Apollo Milton Obote was a Ugandan political leader who led Uganda to independence in 1962 from British colonial administration. (PHOTO/Archives)

KAMPALA — Whereas, there is no general election in Ugandan history that has been as discussed and disputed as the election that took place on December 10, 1980, President Milton Obote at the time insisted that he had won because of the popularity of the UPC.

In a document found in the UPC catalogue, Dr. Obote is quoted saying that: “Those who say that UPC rigged the 1980 election do not understand the dynamics in Uganda at the time.”

The 1980 election is believed to have provided the pretext for certain political and military groups to take up arms against the government.

In the document, Dr Obote says that his party, the UPC had a good record and that it was popular throughout Uganda.

“Our opponents were not credible, and they had no program to talk of,” he was quoted as saying.

Although [Paul] Muwanga, the chairman of the military commission was a UPC, he says that [President Yoweri] Museveni was Muwanga’s number two and Obote who was not number two, number three or number four, not even a number in military commission  and that he had no powers to influence the military commission.

Dr. Obote was quoted entirely dismissing the rigging talk.

Whereas it is understood that on the December 10, about midday Muwanga issued the proclamation where he stopped everyone from announcing election results except himself, Dr Obote claims that he tried to stop him.

Obote says that “I drove to Nile Mansion, I sat on Muwanga’s bed and I said, “You have got to recede this announcement now.”

“The enemies of UPC will exploit it to claim it is meant to help us rig the election.” “This proclamation is a danger to UPC and an asset to our opponent.”

However, Obote says he didn’t have power over him as a leader of UPC.

“I think Muwanga was scared by Adoko Nekyon, who was at DP headquarters receiving electoral returns,” says Dr. Obote in the document titled my life.
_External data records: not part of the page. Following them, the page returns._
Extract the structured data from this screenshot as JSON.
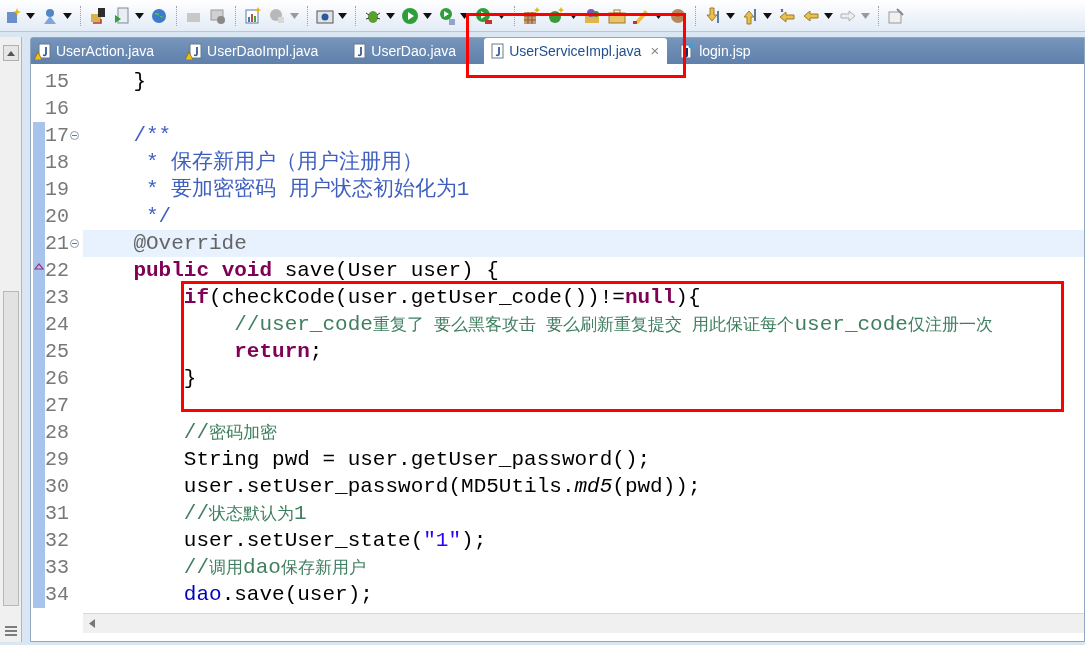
{
  "tabs": [
    {
      "label": "UserAction.java",
      "selected": false,
      "warning": true,
      "kind": "java"
    },
    {
      "label": "UserDaoImpl.java",
      "selected": false,
      "warning": true,
      "kind": "java"
    },
    {
      "label": "UserDao.java",
      "selected": false,
      "warning": false,
      "kind": "java"
    },
    {
      "label": "UserServiceImpl.java",
      "selected": true,
      "warning": false,
      "kind": "java",
      "close": "×"
    },
    {
      "label": "login.jsp",
      "selected": false,
      "warning": false,
      "kind": "jsp"
    }
  ],
  "editor": {
    "lines": [
      {
        "number": "15",
        "fold": false,
        "changed": false,
        "current": false,
        "override": false,
        "tokens": [
          {
            "kind": "plain",
            "text": "    }"
          }
        ]
      },
      {
        "number": "16",
        "fold": false,
        "changed": false,
        "current": false,
        "override": false
      },
      {
        "number": "17",
        "fold": true,
        "changed": true,
        "current": false,
        "override": false,
        "tokens": [
          {
            "kind": "doc",
            "text": "    /**"
          }
        ]
      },
      {
        "number": "18",
        "fold": false,
        "changed": true,
        "current": false,
        "override": false,
        "tokens": [
          {
            "kind": "doc",
            "text": "     * 保存新用户（用户注册用）"
          }
        ]
      },
      {
        "number": "19",
        "fold": false,
        "changed": true,
        "current": false,
        "override": false,
        "tokens": [
          {
            "kind": "doc",
            "text": "     * 要加密密码 用户状态初始化为1"
          }
        ]
      },
      {
        "number": "20",
        "fold": false,
        "changed": true,
        "current": false,
        "override": false,
        "tokens": [
          {
            "kind": "doc",
            "text": "     */"
          }
        ]
      },
      {
        "number": "21",
        "fold": true,
        "changed": true,
        "current": true,
        "override": false,
        "tokens": [
          {
            "kind": "annotation",
            "text": "    @Override"
          }
        ]
      },
      {
        "number": "22",
        "fold": false,
        "changed": true,
        "current": false,
        "override": true,
        "tokens": [
          {
            "kind": "keyword",
            "text": "    public"
          },
          {
            "kind": "keyword",
            "text": " void"
          },
          {
            "kind": "plain",
            "text": " save(User user) {"
          }
        ]
      },
      {
        "number": "23",
        "fold": false,
        "changed": true,
        "current": false,
        "override": false,
        "tokens": [
          {
            "kind": "keyword",
            "text": "        if"
          },
          {
            "kind": "plain",
            "text": "(checkCode(user.getUser_code())!="
          },
          {
            "kind": "keyword",
            "text": "null"
          },
          {
            "kind": "plain",
            "text": "){"
          }
        ]
      },
      {
        "number": "24",
        "fold": false,
        "changed": true,
        "current": false,
        "override": false,
        "tokens": [
          {
            "kind": "comment",
            "text": "            //user_code"
          },
          {
            "kind": "comment-cjk",
            "text": "重复了 要么黑客攻击 要么刷新重复提交 用此保证每个"
          },
          {
            "kind": "comment",
            "text": "user_code"
          },
          {
            "kind": "comment-cjk",
            "text": "仅注册一次"
          }
        ]
      },
      {
        "number": "25",
        "fold": false,
        "changed": true,
        "current": false,
        "override": false,
        "tokens": [
          {
            "kind": "keyword",
            "text": "            return"
          },
          {
            "kind": "plain",
            "text": ";"
          }
        ]
      },
      {
        "number": "26",
        "fold": false,
        "changed": true,
        "current": false,
        "override": false,
        "tokens": [
          {
            "kind": "plain",
            "text": "        }"
          }
        ]
      },
      {
        "number": "27",
        "fold": false,
        "changed": true,
        "current": false,
        "override": false
      },
      {
        "number": "28",
        "fold": false,
        "changed": true,
        "current": false,
        "override": false,
        "tokens": [
          {
            "kind": "comment",
            "text": "        //"
          },
          {
            "kind": "comment-cjk",
            "text": "密码加密"
          }
        ]
      },
      {
        "number": "29",
        "fold": false,
        "changed": true,
        "current": false,
        "override": false,
        "tokens": [
          {
            "kind": "plain",
            "text": "        String pwd = user.getUser_password();"
          }
        ]
      },
      {
        "number": "30",
        "fold": false,
        "changed": true,
        "current": false,
        "override": false,
        "tokens": [
          {
            "kind": "plain",
            "text": "        user.setUser_password(MD5Utils."
          },
          {
            "kind": "italic",
            "text": "md5"
          },
          {
            "kind": "plain",
            "text": "(pwd));"
          }
        ]
      },
      {
        "number": "31",
        "fold": false,
        "changed": true,
        "current": false,
        "override": false,
        "tokens": [
          {
            "kind": "comment",
            "text": "        //"
          },
          {
            "kind": "comment-cjk",
            "text": "状态默认为"
          },
          {
            "kind": "comment",
            "text": "1"
          }
        ]
      },
      {
        "number": "32",
        "fold": false,
        "changed": true,
        "current": false,
        "override": false,
        "tokens": [
          {
            "kind": "plain",
            "text": "        user.setUser_state("
          },
          {
            "kind": "string",
            "text": "\"1\""
          },
          {
            "kind": "plain",
            "text": ");"
          }
        ]
      },
      {
        "number": "33",
        "fold": false,
        "changed": true,
        "current": false,
        "override": false,
        "tokens": [
          {
            "kind": "comment",
            "text": "        //"
          },
          {
            "kind": "comment-cjk",
            "text": "调用"
          },
          {
            "kind": "comment",
            "text": "dao"
          },
          {
            "kind": "comment-cjk",
            "text": "保存新用户"
          }
        ]
      },
      {
        "number": "34",
        "fold": false,
        "changed": true,
        "current": false,
        "override": false,
        "tokens": [
          {
            "kind": "field",
            "text": "        dao"
          },
          {
            "kind": "plain",
            "text": ".save(user);"
          }
        ]
      }
    ]
  }
}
Obote also claims that Nekyon knew DP had lost but just wanted to create confusion because UPC had 22 unopposed seats and that there was no fear of a DP victory in “my mind at all.”

“I had promised that if UPC wins, I would form a government of national unity. After I was sworn in, I invited Paul Ssemogerere to State House and put my proposal to him.”

It is understood that Dr. Ssemwogerere rejected it.